Queste immagini avevano portato all’apertura di un fascicolo per truffa aggravata ai danni dello Stato e alla sospensione delle indennità per la cecità totale e dell’assegno di accompagnamento che percepiva da anni. La donna, originaria di Bisignano (Cosenza) ma residente da decenni a Lugo di Romagna, era difesa dagli avvocati Michele Lombini ed Erica Appi. Il pubblico ministero Isabella Cavallari aveva chiesto la condanna a un anno di reclusione e 500 euro di multa, mentre l’Inps si era costituita parte civile per il recupero di 43 mila euro ritenuti percepiti indebitamente.

Il caso è stato però definitivamente chiarito grazie a una perizia medica affidata al professor Pasquale Troiano, specialista del Policlinico di Milano noto anche per la visita fiscale all’ex premier Silvio Berlusconi. Lo studio ha rilevato che la donna presentava un elettroretinogramma piatto, condizione che indica l’assenza completa di segnali visivi dalla retina alla corteccia cerebrale, confermando quindi la sua cecità assoluta. Come spiegato dai giudici, questa condizione significa che, pur sviluppando strategie e abilità di orientamento tramite la riabilitazione e la memoria spaziale, la donna non percepisce immagini visive.
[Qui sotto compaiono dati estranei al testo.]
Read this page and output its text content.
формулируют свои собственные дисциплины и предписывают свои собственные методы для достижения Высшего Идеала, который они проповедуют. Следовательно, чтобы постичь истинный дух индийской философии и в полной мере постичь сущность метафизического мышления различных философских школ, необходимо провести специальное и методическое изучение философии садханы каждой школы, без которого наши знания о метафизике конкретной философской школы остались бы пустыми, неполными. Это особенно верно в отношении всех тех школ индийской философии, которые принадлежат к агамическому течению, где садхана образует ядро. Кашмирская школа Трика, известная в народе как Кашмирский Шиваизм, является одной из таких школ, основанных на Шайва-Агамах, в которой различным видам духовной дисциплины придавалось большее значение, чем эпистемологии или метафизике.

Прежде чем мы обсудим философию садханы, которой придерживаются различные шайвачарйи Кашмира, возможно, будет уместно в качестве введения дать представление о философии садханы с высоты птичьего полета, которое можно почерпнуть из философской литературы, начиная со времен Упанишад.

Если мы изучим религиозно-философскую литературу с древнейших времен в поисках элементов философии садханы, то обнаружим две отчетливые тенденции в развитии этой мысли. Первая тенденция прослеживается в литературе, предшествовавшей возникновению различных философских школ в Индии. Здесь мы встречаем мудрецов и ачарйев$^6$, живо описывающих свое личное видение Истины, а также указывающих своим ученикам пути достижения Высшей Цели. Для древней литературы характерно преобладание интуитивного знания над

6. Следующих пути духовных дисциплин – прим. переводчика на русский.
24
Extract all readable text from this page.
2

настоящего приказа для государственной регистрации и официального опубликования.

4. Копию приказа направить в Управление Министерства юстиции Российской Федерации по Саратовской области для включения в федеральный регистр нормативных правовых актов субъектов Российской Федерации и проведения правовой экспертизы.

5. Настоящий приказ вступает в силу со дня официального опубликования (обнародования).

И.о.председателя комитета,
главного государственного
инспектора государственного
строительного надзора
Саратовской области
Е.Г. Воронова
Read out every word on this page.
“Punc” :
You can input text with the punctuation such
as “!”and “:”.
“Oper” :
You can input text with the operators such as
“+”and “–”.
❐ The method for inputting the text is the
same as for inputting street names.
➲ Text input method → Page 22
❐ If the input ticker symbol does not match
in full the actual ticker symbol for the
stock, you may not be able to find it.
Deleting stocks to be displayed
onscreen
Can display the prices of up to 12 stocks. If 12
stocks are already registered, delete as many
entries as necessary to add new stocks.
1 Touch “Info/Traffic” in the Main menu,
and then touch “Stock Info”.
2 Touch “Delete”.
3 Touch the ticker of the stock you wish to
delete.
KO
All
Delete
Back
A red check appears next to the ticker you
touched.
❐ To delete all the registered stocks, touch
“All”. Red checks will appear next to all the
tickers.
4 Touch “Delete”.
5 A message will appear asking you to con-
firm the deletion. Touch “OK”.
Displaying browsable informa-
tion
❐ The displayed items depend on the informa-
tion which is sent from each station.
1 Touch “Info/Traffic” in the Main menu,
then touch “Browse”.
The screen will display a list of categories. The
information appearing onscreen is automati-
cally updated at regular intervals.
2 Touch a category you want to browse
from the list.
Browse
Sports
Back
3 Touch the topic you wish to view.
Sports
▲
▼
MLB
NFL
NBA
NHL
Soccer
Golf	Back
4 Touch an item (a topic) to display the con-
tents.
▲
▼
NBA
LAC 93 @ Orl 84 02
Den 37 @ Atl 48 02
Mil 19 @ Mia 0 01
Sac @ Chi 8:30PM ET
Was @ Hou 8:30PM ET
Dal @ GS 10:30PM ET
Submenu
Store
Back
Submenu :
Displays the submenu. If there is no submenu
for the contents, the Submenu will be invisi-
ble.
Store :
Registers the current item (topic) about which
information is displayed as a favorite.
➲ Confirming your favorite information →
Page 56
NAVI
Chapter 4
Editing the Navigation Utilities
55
Il Gup di Ravenna, Piervittorio Farinella, il 4 ottobre 2013 l’aveva già assolta con la formula "perché il fatto non sussiste". La Corte d’Appello di Bologna ha confermato la decisione, rigettando il ricorso dell’Inps e chiarendo che le attività osservate nei video non potevano costituire prova di truffa. I giudici hanno sottolineato come anche la diagnosi di retinite pigmentosa evidenziasse le capacità residue della donna di muoversi autonomamente, anche in contesti complessi come il lavoro in salone o gli spostamenti in città.

L’assoluzione ha comportato anche il ripristino delle indennità sospese, oltre al riconoscimento del danno subito dalla donna, che nel frattempo è andata in pensione, a seguito della lunga esposizione mediatica. L’avvocato Lombini ha ricordato che la cliente, scoppiata in lacrime alla notizia della conferma dell’assoluzione, aveva subito un danno non emendabile: "L’unico rammarico è che la gogna sia durata così tanto".